Saxton took command of the Invincible 74 in May 1780 following the death of her previous commander, Captain Hon. George Falconer, and he served in the Channel fleet campaign of June-December 1780. At the end of the year he went out to the Leeward Islands with Rear-Admiral Sir Samuel Hood s squadron, but temporarily had to convalesce ashore through illness. The voyage out to the West Indies itself had been delayed by a mutiny caused by his men s non-payment, which fortunately ended peacefully.

He was present at the capture of St. Eustatius on 3 February 1781, and although Captain Richard Hussey Bickerton was acting for him at the time of the Battle of Fort Royal on 24 April he was present but barely engaged at the Battle of Chesapeake Bay on 5 September, and was also present but barely engaged at the Battle of St. Kitts on 25/26 January 1782. Shortly afterwards he was transferred to the Jamaican station where he remained until the peace, thereby missing the Battle of the Saintes. The Invincible sailed to North America with Admiral Hugh Pigot thereafter, and was one of the vessels sent under Rear-Admiral Sir Samuel Hood to observe the French at Boston. On 19 February 1783 the Invincible recaptured the Argo 44, three days after she was taken by the French frigates Amphitrite 36 and the Nymphe 32, and she returned to England later in the year.

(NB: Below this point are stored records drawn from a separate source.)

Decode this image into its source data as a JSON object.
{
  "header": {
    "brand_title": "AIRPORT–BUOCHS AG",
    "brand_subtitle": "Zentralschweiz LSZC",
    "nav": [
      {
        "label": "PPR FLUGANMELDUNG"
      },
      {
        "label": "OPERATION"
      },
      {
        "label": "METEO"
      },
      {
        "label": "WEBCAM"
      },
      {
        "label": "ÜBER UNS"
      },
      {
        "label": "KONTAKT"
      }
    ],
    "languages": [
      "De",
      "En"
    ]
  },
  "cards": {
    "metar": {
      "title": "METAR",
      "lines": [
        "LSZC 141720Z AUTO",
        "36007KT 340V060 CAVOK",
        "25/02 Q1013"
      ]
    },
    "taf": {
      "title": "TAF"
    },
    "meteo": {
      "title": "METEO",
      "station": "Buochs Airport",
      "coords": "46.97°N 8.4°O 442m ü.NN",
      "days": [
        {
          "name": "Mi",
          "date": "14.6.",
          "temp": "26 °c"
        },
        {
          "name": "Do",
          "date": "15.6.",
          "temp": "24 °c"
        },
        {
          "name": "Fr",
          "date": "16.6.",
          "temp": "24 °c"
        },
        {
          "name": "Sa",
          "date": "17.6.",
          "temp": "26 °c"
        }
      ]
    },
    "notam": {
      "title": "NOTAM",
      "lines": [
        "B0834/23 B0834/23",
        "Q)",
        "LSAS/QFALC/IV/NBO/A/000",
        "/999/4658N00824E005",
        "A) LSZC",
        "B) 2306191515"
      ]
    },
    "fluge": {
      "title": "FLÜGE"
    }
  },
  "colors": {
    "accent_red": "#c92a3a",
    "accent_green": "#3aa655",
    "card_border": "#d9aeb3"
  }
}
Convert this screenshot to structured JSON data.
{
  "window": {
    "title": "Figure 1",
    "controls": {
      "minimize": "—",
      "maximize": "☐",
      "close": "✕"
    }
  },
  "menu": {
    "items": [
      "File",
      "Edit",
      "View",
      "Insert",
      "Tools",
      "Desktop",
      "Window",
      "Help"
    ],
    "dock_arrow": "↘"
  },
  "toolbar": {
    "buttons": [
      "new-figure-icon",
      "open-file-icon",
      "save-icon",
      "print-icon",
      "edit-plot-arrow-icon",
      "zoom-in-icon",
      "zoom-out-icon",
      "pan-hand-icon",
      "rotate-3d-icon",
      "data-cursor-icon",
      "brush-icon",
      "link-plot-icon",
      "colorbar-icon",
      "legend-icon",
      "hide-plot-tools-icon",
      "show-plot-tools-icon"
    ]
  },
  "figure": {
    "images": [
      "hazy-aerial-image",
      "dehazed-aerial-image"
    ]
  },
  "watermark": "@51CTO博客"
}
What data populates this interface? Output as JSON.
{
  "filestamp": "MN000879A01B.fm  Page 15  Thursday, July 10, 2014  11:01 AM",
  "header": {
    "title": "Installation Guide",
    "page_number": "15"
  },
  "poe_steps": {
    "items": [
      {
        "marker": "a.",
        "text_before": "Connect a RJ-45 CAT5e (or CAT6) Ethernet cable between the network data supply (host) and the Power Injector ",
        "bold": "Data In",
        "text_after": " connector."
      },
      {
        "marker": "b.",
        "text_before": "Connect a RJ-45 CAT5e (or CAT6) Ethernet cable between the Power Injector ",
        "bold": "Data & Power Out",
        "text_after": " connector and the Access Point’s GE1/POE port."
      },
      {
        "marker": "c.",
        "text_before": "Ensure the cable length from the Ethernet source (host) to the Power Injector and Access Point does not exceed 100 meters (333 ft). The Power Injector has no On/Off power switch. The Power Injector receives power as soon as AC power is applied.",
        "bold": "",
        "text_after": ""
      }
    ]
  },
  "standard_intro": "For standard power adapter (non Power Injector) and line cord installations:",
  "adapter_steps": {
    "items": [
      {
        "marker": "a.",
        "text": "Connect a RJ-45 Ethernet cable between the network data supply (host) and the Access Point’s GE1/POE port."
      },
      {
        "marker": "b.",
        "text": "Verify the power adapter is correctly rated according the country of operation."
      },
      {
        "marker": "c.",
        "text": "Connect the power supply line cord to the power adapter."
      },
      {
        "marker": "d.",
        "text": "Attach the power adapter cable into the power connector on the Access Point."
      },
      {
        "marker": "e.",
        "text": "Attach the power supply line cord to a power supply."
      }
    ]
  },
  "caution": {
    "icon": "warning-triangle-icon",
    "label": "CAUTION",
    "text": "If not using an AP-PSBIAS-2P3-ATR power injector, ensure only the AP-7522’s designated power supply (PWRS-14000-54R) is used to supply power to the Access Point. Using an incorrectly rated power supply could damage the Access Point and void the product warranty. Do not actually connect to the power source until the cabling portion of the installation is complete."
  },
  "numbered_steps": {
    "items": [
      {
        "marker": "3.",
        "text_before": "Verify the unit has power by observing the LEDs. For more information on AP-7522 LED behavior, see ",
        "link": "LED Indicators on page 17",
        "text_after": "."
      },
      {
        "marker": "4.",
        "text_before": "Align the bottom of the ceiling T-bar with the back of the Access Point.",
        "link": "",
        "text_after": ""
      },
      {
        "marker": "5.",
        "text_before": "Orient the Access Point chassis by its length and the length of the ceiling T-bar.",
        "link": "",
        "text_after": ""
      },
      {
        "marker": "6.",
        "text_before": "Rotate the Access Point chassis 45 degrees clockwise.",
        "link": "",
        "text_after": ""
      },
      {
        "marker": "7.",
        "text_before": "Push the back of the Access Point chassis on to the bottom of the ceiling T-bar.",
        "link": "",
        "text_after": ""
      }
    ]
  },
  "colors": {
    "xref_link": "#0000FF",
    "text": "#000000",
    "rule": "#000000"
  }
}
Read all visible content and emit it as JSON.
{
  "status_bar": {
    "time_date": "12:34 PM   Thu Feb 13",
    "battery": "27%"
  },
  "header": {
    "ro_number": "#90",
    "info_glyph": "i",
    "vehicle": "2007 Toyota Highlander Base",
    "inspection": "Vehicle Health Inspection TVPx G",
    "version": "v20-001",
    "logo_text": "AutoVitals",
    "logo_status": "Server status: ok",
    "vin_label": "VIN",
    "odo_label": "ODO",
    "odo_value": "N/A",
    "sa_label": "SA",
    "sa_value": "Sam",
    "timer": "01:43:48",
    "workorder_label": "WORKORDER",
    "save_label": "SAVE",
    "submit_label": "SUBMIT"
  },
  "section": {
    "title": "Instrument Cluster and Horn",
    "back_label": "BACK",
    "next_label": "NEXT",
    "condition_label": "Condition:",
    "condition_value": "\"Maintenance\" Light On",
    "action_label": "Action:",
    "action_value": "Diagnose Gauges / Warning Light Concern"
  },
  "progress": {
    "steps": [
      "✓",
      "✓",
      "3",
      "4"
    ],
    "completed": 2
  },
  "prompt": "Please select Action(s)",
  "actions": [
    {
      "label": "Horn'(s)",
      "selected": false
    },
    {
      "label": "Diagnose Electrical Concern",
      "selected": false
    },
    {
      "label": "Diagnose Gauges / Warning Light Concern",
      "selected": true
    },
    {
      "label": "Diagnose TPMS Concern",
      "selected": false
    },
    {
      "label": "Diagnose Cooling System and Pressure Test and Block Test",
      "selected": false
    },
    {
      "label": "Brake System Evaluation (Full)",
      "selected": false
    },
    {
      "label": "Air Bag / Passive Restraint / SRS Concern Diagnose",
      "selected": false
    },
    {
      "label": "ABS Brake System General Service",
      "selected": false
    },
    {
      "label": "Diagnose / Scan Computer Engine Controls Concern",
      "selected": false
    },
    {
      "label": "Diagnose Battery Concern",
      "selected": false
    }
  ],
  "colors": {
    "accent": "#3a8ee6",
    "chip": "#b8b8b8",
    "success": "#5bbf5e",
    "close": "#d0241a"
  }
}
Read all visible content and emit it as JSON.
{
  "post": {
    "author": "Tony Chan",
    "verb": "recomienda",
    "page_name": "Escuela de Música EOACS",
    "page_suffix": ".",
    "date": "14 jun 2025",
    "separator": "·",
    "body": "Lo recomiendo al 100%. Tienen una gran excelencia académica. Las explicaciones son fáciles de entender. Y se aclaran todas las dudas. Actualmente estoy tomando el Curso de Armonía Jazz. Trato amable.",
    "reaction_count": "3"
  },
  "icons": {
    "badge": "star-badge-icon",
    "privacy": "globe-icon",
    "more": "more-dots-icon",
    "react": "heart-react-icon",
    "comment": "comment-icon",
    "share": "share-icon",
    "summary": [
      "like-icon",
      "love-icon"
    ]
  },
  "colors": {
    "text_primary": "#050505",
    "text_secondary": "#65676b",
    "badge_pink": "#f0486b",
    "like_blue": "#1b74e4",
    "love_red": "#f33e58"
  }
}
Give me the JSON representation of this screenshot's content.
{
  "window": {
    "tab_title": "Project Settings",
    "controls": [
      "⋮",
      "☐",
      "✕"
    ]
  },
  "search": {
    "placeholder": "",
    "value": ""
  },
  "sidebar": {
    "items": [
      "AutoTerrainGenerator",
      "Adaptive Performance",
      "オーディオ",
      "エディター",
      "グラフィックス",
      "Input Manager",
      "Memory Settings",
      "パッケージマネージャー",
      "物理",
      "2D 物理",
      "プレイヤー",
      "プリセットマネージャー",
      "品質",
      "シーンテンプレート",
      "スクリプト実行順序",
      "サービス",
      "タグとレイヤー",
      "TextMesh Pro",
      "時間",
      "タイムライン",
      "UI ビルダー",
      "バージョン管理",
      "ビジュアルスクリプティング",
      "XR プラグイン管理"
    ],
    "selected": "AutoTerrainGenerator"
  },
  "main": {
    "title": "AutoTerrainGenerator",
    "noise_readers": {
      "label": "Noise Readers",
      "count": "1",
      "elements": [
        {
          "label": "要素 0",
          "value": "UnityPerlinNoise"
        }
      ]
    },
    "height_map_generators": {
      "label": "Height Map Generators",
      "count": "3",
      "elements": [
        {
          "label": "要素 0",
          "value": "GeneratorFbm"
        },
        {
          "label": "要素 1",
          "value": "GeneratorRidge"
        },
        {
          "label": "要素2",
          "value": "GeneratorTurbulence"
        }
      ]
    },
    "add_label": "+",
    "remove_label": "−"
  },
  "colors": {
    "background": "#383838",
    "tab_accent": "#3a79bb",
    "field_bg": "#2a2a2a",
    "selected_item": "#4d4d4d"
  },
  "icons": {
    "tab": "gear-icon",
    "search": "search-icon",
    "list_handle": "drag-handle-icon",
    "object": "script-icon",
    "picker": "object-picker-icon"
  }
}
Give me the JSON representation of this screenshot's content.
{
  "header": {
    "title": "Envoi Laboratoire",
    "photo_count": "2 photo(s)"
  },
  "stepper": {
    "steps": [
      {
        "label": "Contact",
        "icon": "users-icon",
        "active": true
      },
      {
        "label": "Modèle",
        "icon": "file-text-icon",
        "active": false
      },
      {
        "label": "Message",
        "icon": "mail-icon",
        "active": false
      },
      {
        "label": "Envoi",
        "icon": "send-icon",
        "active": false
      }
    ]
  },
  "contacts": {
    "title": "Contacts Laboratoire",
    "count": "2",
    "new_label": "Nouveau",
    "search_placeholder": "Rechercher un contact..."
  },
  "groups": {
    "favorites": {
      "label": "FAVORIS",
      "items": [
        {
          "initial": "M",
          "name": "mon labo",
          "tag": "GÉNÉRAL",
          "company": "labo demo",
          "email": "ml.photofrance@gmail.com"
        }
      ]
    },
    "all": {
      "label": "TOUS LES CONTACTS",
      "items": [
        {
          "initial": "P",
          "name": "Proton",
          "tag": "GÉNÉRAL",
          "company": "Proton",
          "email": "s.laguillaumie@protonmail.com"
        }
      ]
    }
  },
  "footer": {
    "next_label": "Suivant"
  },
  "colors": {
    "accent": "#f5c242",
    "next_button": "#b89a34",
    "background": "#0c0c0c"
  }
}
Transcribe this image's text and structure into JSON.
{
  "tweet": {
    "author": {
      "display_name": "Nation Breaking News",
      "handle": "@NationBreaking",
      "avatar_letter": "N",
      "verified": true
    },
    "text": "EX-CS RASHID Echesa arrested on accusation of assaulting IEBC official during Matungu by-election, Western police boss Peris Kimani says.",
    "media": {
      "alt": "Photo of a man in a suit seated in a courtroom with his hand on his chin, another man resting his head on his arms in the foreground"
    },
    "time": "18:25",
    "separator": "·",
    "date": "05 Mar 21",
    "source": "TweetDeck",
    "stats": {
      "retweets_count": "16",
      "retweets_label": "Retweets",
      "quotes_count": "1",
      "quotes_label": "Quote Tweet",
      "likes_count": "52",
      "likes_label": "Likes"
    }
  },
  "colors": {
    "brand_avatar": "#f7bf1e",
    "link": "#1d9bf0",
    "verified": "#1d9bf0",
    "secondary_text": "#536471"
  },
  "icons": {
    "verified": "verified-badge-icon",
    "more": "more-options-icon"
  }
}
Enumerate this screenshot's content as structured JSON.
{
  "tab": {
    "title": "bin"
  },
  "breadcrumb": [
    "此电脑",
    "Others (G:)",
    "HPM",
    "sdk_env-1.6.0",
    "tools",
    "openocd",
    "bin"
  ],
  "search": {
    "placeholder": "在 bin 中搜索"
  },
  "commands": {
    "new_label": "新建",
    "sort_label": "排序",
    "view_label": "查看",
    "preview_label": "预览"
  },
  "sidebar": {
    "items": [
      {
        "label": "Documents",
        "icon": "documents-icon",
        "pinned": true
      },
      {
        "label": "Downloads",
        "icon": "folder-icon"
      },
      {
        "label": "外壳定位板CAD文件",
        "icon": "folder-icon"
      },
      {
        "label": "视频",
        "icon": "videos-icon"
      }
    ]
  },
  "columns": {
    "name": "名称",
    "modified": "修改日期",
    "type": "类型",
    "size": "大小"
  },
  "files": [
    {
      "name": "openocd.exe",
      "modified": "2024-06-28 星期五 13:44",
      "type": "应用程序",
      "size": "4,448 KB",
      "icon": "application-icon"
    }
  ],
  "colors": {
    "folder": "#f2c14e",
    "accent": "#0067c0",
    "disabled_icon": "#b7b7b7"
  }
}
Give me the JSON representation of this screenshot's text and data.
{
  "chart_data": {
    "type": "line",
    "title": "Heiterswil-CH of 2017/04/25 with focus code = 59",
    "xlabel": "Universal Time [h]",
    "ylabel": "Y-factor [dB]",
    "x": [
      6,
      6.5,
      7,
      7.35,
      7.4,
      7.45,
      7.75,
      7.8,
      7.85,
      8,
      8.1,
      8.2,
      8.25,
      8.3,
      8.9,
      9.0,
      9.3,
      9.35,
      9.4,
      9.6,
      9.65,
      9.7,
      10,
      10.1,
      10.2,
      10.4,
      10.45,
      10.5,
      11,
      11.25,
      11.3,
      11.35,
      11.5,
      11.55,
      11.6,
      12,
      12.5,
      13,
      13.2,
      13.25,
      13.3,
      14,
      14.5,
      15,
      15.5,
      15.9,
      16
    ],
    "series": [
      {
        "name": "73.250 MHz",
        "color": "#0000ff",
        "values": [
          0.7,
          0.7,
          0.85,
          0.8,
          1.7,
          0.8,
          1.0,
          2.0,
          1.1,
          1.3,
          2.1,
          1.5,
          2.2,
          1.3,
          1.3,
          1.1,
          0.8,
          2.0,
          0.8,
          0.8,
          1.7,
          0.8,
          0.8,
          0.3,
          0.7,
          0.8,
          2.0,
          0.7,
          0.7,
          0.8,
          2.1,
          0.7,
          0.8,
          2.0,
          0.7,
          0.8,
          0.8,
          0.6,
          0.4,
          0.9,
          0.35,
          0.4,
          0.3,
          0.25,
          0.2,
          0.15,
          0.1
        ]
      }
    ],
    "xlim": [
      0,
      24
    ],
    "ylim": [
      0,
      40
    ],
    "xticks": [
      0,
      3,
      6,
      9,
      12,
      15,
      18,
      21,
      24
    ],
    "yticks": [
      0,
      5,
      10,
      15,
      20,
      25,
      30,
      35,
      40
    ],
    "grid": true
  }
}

Saxton sat on a commission to enquire into the Impress Service in 1787, and he became commissioner of the navy at Portsmouth on 13 March 1790, a position he held until 1806, during which time he launched such vessels as the Dreadnought 98. At the end of his tenure he fell out with the Earl of St. Vincent over the terms of his retirement, and he then repeated the offence with Viscount Howick in 1806 when that politician, previously known as Hon. Charles Grey, briefly served as the first lord of the Admiralty.

On 19 July 1794 he was created a baronet on the occasion of the King s visit to Portsmouth, and he died at Gloucester in November 1808.

Saxton married Mary Bush of Burcott, Oxfordshire on 11 May 1771 and had three sons and four daughters. He was succeeded by his eldest son Charles in the baronetcy, this gentleman serving as the M.P. for Cashel from 1812-18. His eldest daughter Philadelphia Hannah married Admiral Robert Oliver, but his other three daughters all died young. The family owned Circourt Manor, Denchworth, Berkshire.

Nelson, who had known Saxton in the West Indies, and who visited him at Portsmouth dockyard on his last day in England, described him as a rough sailor . He nevertheless appears to have been a diligent if under-stated commissioner.